Для этого ей пришлось включить лампу у изголовья. Впрочем, подумав, она выдернула штепсель из розетки. Лампион оказался отрезан от сети, но свет продолжал гореть. Пусть совсем чуточку, но она изливала энергию в безопасную сторону. Край, за которым жили пиктограммы, отступал. Как приоткрыть форточку в душной комнате.
Думать о том, что вот он, воплотившийся в явь сон, с которого все началось, она не могла. За этими мыслями неизбежно последовали бы другие, которые она просто не могла себе позволить.
Не приближаясь больше к окну, она села на краешек кровати, подобрала ноги. Свет в комнате потух. Некоторое время слышались тихие всхлипывания, но потом прекратились и они.
«Отчетливо неадекватные реакции, — заносил в очередную квитанцию добросовестный Артур. — Общее состояние — по нисходящей. Психика расстроена. Подавленность, стресс. Начались самопроизвольные переходы в режим «А», не контролирует себя. В ближайшие двенадцать — двадцать четыре часа произойдет полное переключение на «А» — режим как средство ухода от действительности. Необходимы самые радикальные меры».
Загнав квитанцию, Артур приступил к составлению еще одного сообщения. Оно было гораздо короче и передано совершенно иным способом.
Его получил Роман.
Глава 34
Когда-то с обширного поля взлетали и садились вертолеты. Рядом располагалось несколько военных частей и одно училище. Именовалось оно «Высшее командно-войсковое училище красных командиров». Винтокрылые машины ежедневно разгоняли воздух своим шумом и, пролетая вдалеке, вызывали оглашенный визг у детворы на окраинах подступающей Москвы.
Потом город подошел вплотную, и полеты прекратились. Воинские части перевели, училище расформировали. Командиры утеряли свой цвет.
Но поле окрестные жители продолжали по старинке называть вертолетным, хотя на нем, сжатом и урезанном, лишь догнивали последние скелеты тех изобретений Игоря Сикорского, которые не годились даже, чтобы продать их как цветной металлический лом. Впрочем, еще позже они все-таки пошли именно на это — кусками. Куски отрывали ночные люди, жившие на ближайшей свалке, и несли скупщикам — в порядке частной, так сказать, инициативы.
Затем у остатка поля завелся новый хозяин, и безобразия прекратились. Были проложены две взлетно-посадочные полосы в расчете на малые самолеты перпендикулярно друг другу, для разного ветра. Появились ангары и службы. Забор, выше и прочнее прежнего, — обязательно.

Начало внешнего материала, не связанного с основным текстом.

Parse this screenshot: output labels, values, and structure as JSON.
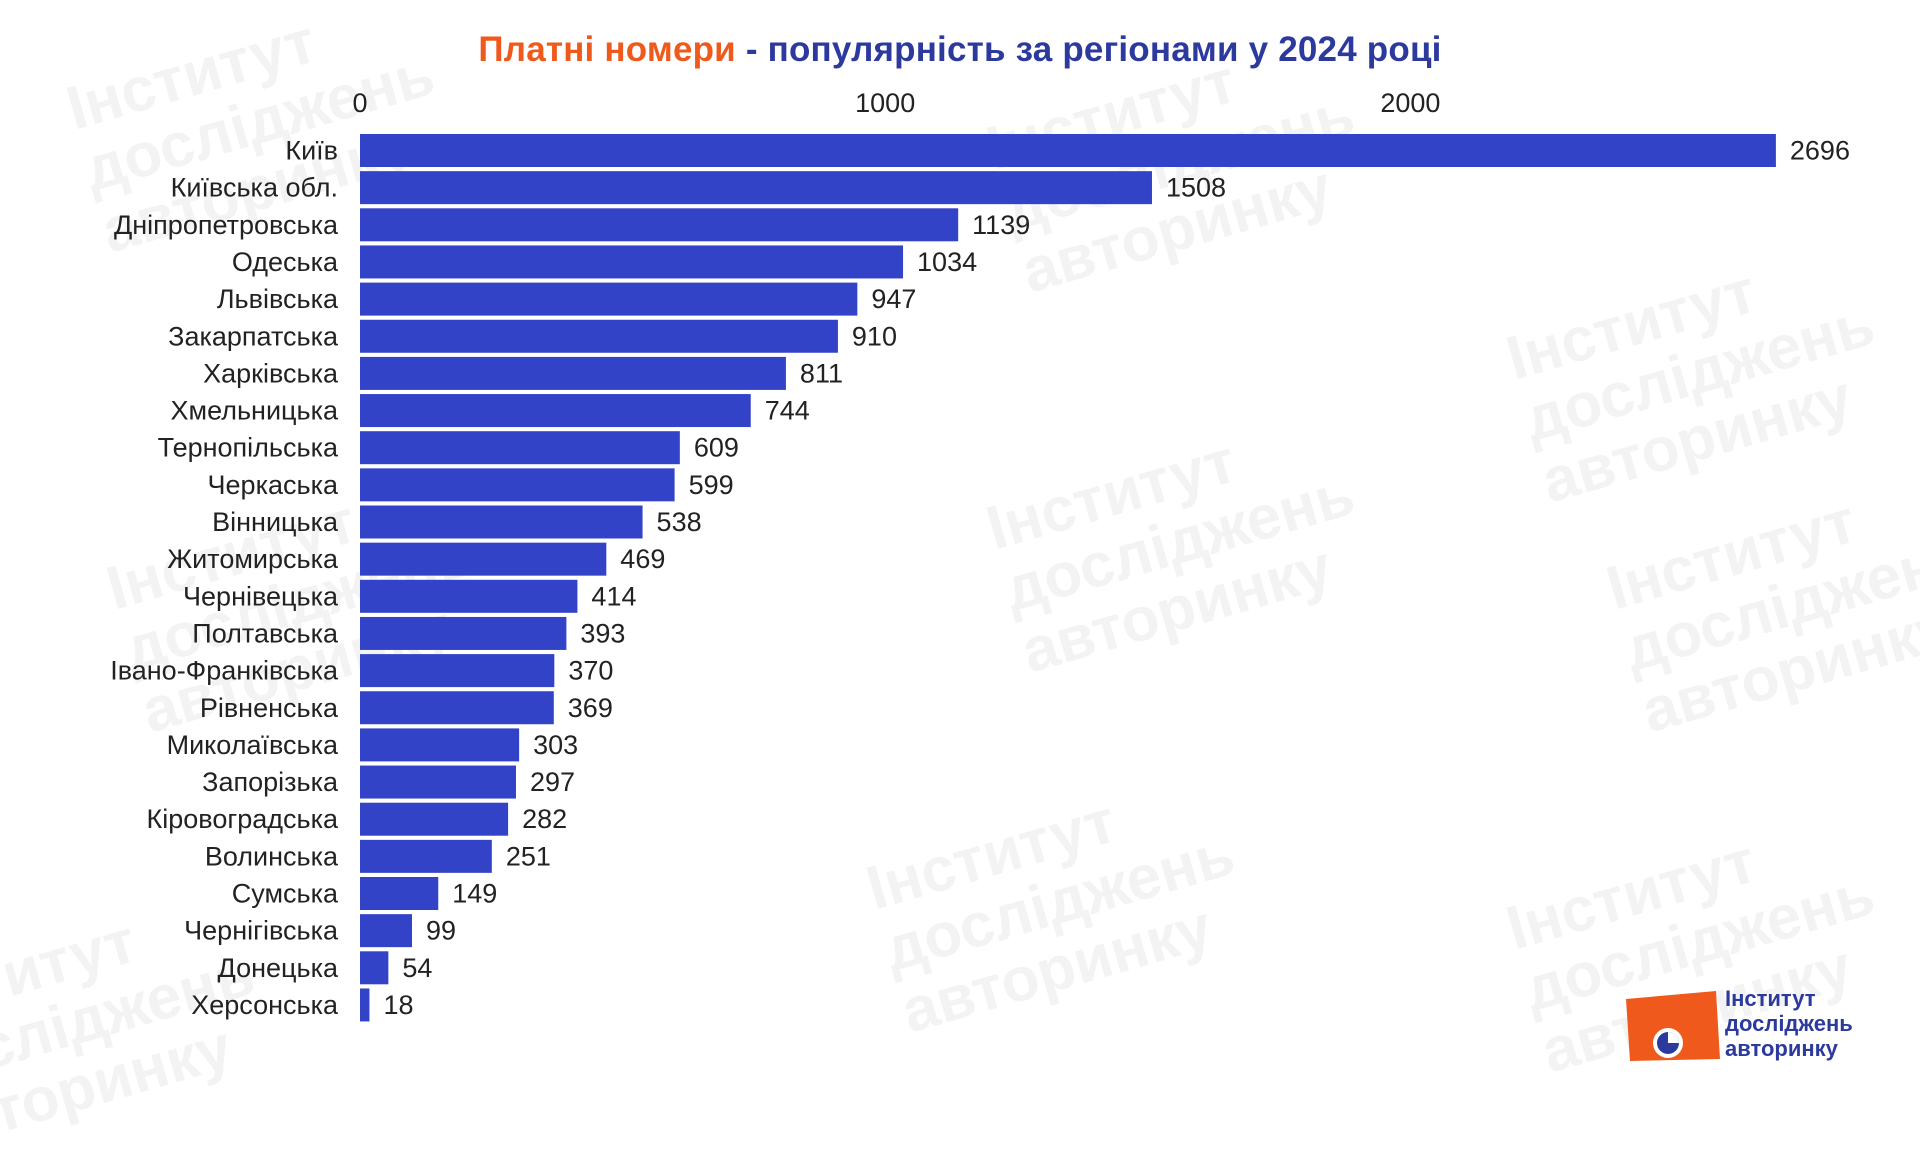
{
  "title": {
    "accent": "Платні номери",
    "rest": " - популярність за регіонами у 2024 році"
  },
  "colors": {
    "bar": "#3343c8",
    "title_accent": "#ef5a1c",
    "title_main": "#2c3a9e",
    "logo_orange": "#ef5a1c",
    "logo_blue": "#2c3a9e"
  },
  "chart_data": {
    "type": "bar",
    "orientation": "horizontal",
    "title": "Платні номери - популярність за регіонами у 2024 році",
    "categories": [
      "Київ",
      "Київська обл.",
      "Дніпропетровська",
      "Одеська",
      "Львівська",
      "Закарпатська",
      "Харківська",
      "Хмельницька",
      "Тернопільська",
      "Черкаська",
      "Вінницька",
      "Житомирська",
      "Чернівецька",
      "Полтавська",
      "Івано-Франківська",
      "Рівненська",
      "Миколаївська",
      "Запорізька",
      "Кіровоградська",
      "Волинська",
      "Сумська",
      "Чернігівська",
      "Донецька",
      "Херсонська"
    ],
    "values": [
      2696,
      1508,
      1139,
      1034,
      947,
      910,
      811,
      744,
      609,
      599,
      538,
      469,
      414,
      393,
      370,
      369,
      303,
      297,
      282,
      251,
      149,
      99,
      54,
      18
    ],
    "xticks": [
      0,
      1000,
      2000
    ],
    "xlim": [
      0,
      2700
    ],
    "xaxis_position": "top",
    "grid": false,
    "data_labels": true,
    "legend": "none"
  },
  "watermark": {
    "lines": [
      "Інститут",
      "досліджень",
      "авторинку"
    ]
  },
  "logo": {
    "line1": "Інститут",
    "line2": "досліджень",
    "line3": "авторинку",
    "icon": "pie-chart-icon"
  }
}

Здесь учились летать те, кто этого хотел и мог себе позволить; имелась стоянка частных самолетов и вертолетов. Их становилось все больше.
— Будем ждать рассвета, — сказал Михаил.
— Вы спешили, — напомнил ему Андрей Львович. На асфальтовом квадрате стоял «Ми»-восьмой, транспортный вариант, с включенными огнями. Два прожектора от ангаров освещали его правый борт. Дверца над скобой-ступенькой распахнута. Забирайся внутрь и лети, только двигатель пока не запущен.

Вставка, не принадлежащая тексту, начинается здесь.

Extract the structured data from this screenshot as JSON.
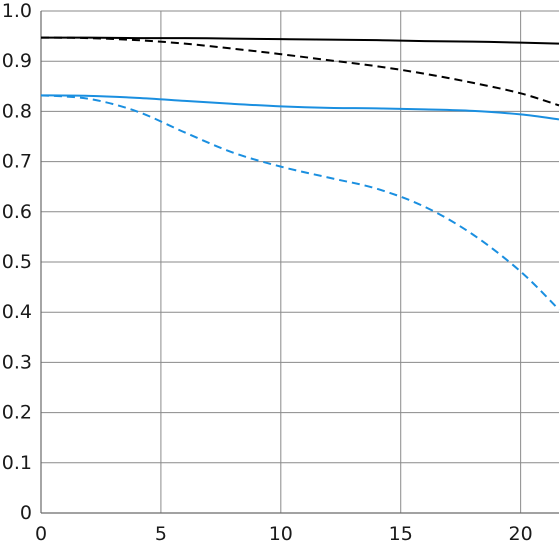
{
  "chart_data": {
    "type": "line",
    "title": "",
    "xlabel": "",
    "ylabel": "",
    "xlim": [
      0,
      21.6
    ],
    "ylim": [
      0,
      1.0
    ],
    "x_ticks": [
      0,
      5,
      10,
      15,
      20
    ],
    "x_tick_labels": [
      "0",
      "5",
      "10",
      "15",
      "20"
    ],
    "y_ticks": [
      0,
      0.1,
      0.2,
      0.3,
      0.4,
      0.5,
      0.6,
      0.7,
      0.8,
      0.9,
      1.0
    ],
    "y_tick_labels": [
      "0",
      "0.1",
      "0.2",
      "0.3",
      "0.4",
      "0.5",
      "0.6",
      "0.7",
      "0.8",
      "0.9",
      "1.0"
    ],
    "grid": true,
    "series": [
      {
        "color": "#000000",
        "line_style": "solid",
        "x": [
          0,
          2,
          4,
          6,
          8,
          10,
          12,
          14,
          16,
          18,
          20,
          21.6
        ],
        "y": [
          0.947,
          0.947,
          0.946,
          0.946,
          0.945,
          0.944,
          0.943,
          0.942,
          0.94,
          0.939,
          0.937,
          0.935
        ]
      },
      {
        "color": "#000000",
        "line_style": "dashed",
        "x": [
          0,
          2,
          4,
          6,
          8,
          10,
          12,
          14,
          16,
          18,
          20,
          21.6
        ],
        "y": [
          0.947,
          0.946,
          0.942,
          0.935,
          0.925,
          0.914,
          0.902,
          0.89,
          0.875,
          0.857,
          0.836,
          0.812
        ]
      },
      {
        "color": "#1a8fe0",
        "line_style": "solid",
        "x": [
          0,
          2,
          4,
          6,
          8,
          10,
          12,
          14,
          16,
          18,
          20,
          21.6
        ],
        "y": [
          0.832,
          0.831,
          0.827,
          0.821,
          0.815,
          0.81,
          0.807,
          0.806,
          0.804,
          0.801,
          0.794,
          0.784
        ]
      },
      {
        "color": "#1a8fe0",
        "line_style": "dashed",
        "x": [
          0,
          2,
          4,
          6,
          8,
          10,
          12,
          14,
          16,
          18,
          20,
          21.6
        ],
        "y": [
          0.832,
          0.825,
          0.8,
          0.758,
          0.718,
          0.69,
          0.668,
          0.646,
          0.61,
          0.555,
          0.481,
          0.405
        ]
      }
    ]
  }
}
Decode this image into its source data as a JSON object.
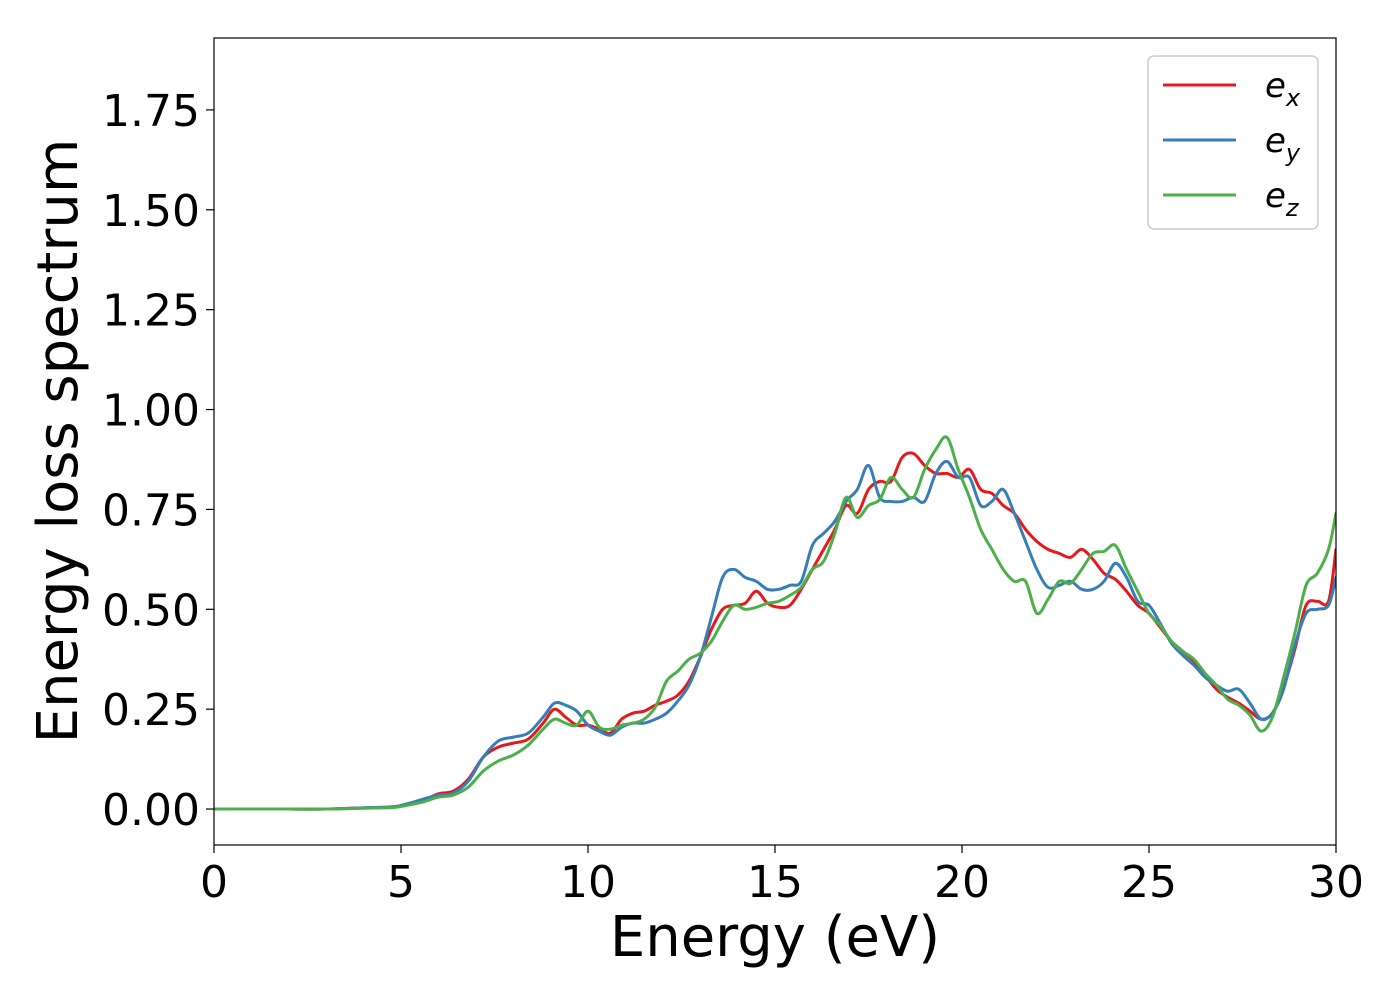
{
  "chart_data": {
    "type": "line",
    "title": "",
    "xlabel": "Energy (eV)",
    "ylabel": "Energy loss spectrum",
    "xlim": [
      0,
      30
    ],
    "ylim": [
      -0.09,
      1.93
    ],
    "xticks": [
      0,
      5,
      10,
      15,
      20,
      25,
      30
    ],
    "xtick_labels": [
      "0",
      "5",
      "10",
      "15",
      "20",
      "25",
      "30"
    ],
    "yticks": [
      0.0,
      0.25,
      0.5,
      0.75,
      1.0,
      1.25,
      1.5,
      1.75
    ],
    "ytick_labels": [
      "0.00",
      "0.25",
      "0.50",
      "0.75",
      "1.00",
      "1.25",
      "1.50",
      "1.75"
    ],
    "grid": false,
    "legend_position": "top-right",
    "series": [
      {
        "name": "e",
        "subscript": "x",
        "color": "#e41a1c",
        "x": [
          0,
          1,
          2,
          3,
          4,
          4.8,
          5.2,
          5.6,
          6.0,
          6.4,
          6.8,
          7.2,
          7.6,
          8.0,
          8.4,
          8.8,
          9.1,
          9.4,
          9.7,
          10.0,
          10.3,
          10.6,
          10.9,
          11.2,
          11.5,
          11.8,
          12.1,
          12.4,
          12.7,
          13.0,
          13.3,
          13.6,
          13.9,
          14.2,
          14.5,
          14.8,
          15.1,
          15.4,
          15.7,
          16.0,
          16.3,
          16.6,
          16.9,
          17.2,
          17.5,
          17.8,
          18.1,
          18.4,
          18.7,
          19.0,
          19.3,
          19.6,
          19.9,
          20.2,
          20.5,
          20.8,
          21.1,
          21.4,
          21.7,
          22.0,
          22.3,
          22.6,
          22.9,
          23.2,
          23.5,
          23.8,
          24.1,
          24.4,
          24.7,
          25.0,
          25.3,
          25.6,
          25.9,
          26.2,
          26.5,
          26.8,
          27.1,
          27.4,
          27.7,
          28.0,
          28.3,
          28.6,
          28.9,
          29.2,
          29.5,
          29.8,
          30.0
        ],
        "y": [
          0.0,
          0.0,
          0.0,
          0.0,
          0.003,
          0.005,
          0.012,
          0.022,
          0.038,
          0.045,
          0.075,
          0.13,
          0.155,
          0.165,
          0.175,
          0.215,
          0.25,
          0.23,
          0.21,
          0.21,
          0.2,
          0.19,
          0.225,
          0.24,
          0.245,
          0.26,
          0.27,
          0.285,
          0.32,
          0.38,
          0.45,
          0.5,
          0.51,
          0.515,
          0.545,
          0.515,
          0.505,
          0.51,
          0.55,
          0.6,
          0.65,
          0.7,
          0.76,
          0.74,
          0.8,
          0.82,
          0.82,
          0.88,
          0.89,
          0.86,
          0.84,
          0.84,
          0.83,
          0.85,
          0.8,
          0.79,
          0.76,
          0.74,
          0.7,
          0.67,
          0.65,
          0.64,
          0.63,
          0.65,
          0.625,
          0.59,
          0.575,
          0.545,
          0.51,
          0.49,
          0.455,
          0.42,
          0.395,
          0.37,
          0.335,
          0.3,
          0.28,
          0.265,
          0.245,
          0.225,
          0.24,
          0.305,
          0.4,
          0.51,
          0.52,
          0.52,
          0.65
        ]
      },
      {
        "name": "e",
        "subscript": "y",
        "color": "#377eb8",
        "x": [
          0,
          1,
          2,
          3,
          4,
          4.8,
          5.2,
          5.6,
          6.0,
          6.4,
          6.8,
          7.2,
          7.6,
          8.0,
          8.4,
          8.8,
          9.1,
          9.4,
          9.7,
          10.0,
          10.3,
          10.6,
          10.9,
          11.2,
          11.5,
          11.8,
          12.1,
          12.4,
          12.7,
          13.0,
          13.3,
          13.6,
          13.9,
          14.2,
          14.5,
          14.8,
          15.1,
          15.4,
          15.7,
          16.0,
          16.3,
          16.6,
          16.9,
          17.2,
          17.5,
          17.8,
          18.1,
          18.4,
          18.7,
          19.0,
          19.3,
          19.6,
          19.9,
          20.2,
          20.5,
          20.8,
          21.1,
          21.4,
          21.7,
          22.0,
          22.3,
          22.6,
          22.9,
          23.2,
          23.5,
          23.8,
          24.1,
          24.4,
          24.7,
          25.0,
          25.3,
          25.6,
          25.9,
          26.2,
          26.5,
          26.8,
          27.1,
          27.4,
          27.7,
          28.0,
          28.3,
          28.6,
          28.9,
          29.2,
          29.5,
          29.8,
          30.0
        ],
        "y": [
          0.0,
          0.0,
          0.0,
          0.0,
          0.003,
          0.006,
          0.014,
          0.025,
          0.035,
          0.04,
          0.07,
          0.13,
          0.17,
          0.18,
          0.19,
          0.23,
          0.265,
          0.26,
          0.245,
          0.21,
          0.195,
          0.185,
          0.205,
          0.215,
          0.215,
          0.225,
          0.24,
          0.27,
          0.31,
          0.38,
          0.48,
          0.58,
          0.6,
          0.58,
          0.57,
          0.55,
          0.55,
          0.56,
          0.57,
          0.66,
          0.69,
          0.72,
          0.77,
          0.8,
          0.86,
          0.78,
          0.77,
          0.77,
          0.78,
          0.77,
          0.84,
          0.87,
          0.83,
          0.83,
          0.76,
          0.77,
          0.8,
          0.74,
          0.67,
          0.6,
          0.555,
          0.56,
          0.57,
          0.55,
          0.55,
          0.57,
          0.615,
          0.58,
          0.52,
          0.51,
          0.465,
          0.415,
          0.385,
          0.36,
          0.33,
          0.31,
          0.295,
          0.3,
          0.265,
          0.225,
          0.24,
          0.3,
          0.41,
          0.49,
          0.5,
          0.51,
          0.58
        ]
      },
      {
        "name": "e",
        "subscript": "z",
        "color": "#4daf4a",
        "x": [
          0,
          1,
          2,
          3,
          4,
          4.8,
          5.2,
          5.6,
          6.0,
          6.4,
          6.8,
          7.2,
          7.6,
          8.0,
          8.4,
          8.8,
          9.1,
          9.4,
          9.7,
          10.0,
          10.3,
          10.6,
          10.9,
          11.2,
          11.5,
          11.8,
          12.1,
          12.4,
          12.7,
          13.0,
          13.3,
          13.6,
          13.9,
          14.2,
          14.5,
          14.8,
          15.1,
          15.4,
          15.7,
          16.0,
          16.3,
          16.6,
          16.9,
          17.2,
          17.5,
          17.8,
          18.1,
          18.4,
          18.7,
          19.0,
          19.3,
          19.6,
          19.9,
          20.2,
          20.5,
          20.8,
          21.1,
          21.4,
          21.7,
          22.0,
          22.3,
          22.6,
          22.9,
          23.2,
          23.5,
          23.8,
          24.1,
          24.4,
          24.7,
          25.0,
          25.3,
          25.6,
          25.9,
          26.2,
          26.5,
          26.8,
          27.1,
          27.4,
          27.7,
          28.0,
          28.3,
          28.6,
          28.9,
          29.2,
          29.5,
          29.8,
          30.0
        ],
        "y": [
          0.0,
          0.0,
          0.0,
          0.0,
          0.002,
          0.004,
          0.01,
          0.018,
          0.03,
          0.035,
          0.055,
          0.095,
          0.12,
          0.135,
          0.16,
          0.2,
          0.225,
          0.215,
          0.21,
          0.245,
          0.205,
          0.2,
          0.21,
          0.215,
          0.225,
          0.255,
          0.32,
          0.345,
          0.375,
          0.39,
          0.42,
          0.47,
          0.51,
          0.5,
          0.505,
          0.515,
          0.52,
          0.535,
          0.555,
          0.6,
          0.62,
          0.69,
          0.78,
          0.73,
          0.76,
          0.775,
          0.83,
          0.8,
          0.78,
          0.85,
          0.9,
          0.93,
          0.85,
          0.78,
          0.7,
          0.65,
          0.6,
          0.57,
          0.57,
          0.49,
          0.525,
          0.57,
          0.565,
          0.6,
          0.64,
          0.645,
          0.66,
          0.6,
          0.545,
          0.49,
          0.46,
          0.42,
          0.395,
          0.375,
          0.34,
          0.31,
          0.275,
          0.26,
          0.235,
          0.195,
          0.23,
          0.33,
          0.44,
          0.56,
          0.59,
          0.65,
          0.74
        ]
      }
    ]
  }
}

Поодаль, на другом квадрате, который не был освещен, стояло несколько легковых автомобилей и виднелись очертания еще одного вертолета, гораздо меньших размеров. Михаил не мог его определить пока.
— Какие возможности! — Михаил открыл дверцу «Порша». — Право, я начинаю вас побаиваться.
— А на той площадке — «Алуэтт», Франция. Пару лет назад подарен полицейским управлением Парижа московской муниципальной милиции. Недолго он у них пробыл.
— С ума сойти.
Он вышел, сел на траву, и Андрей Львович последовал его примеру.
— Причем все строго законно, хоть и конфиденциально, прошу заметить.
— Еще бы. — Михаил процитировал: — «Это надо делать так, чтобы не было слышно. Это поаккуратнее надо делать».
— Вот именно. Терпеть не могу лишнего шума и лишних людей. Они отвлекают.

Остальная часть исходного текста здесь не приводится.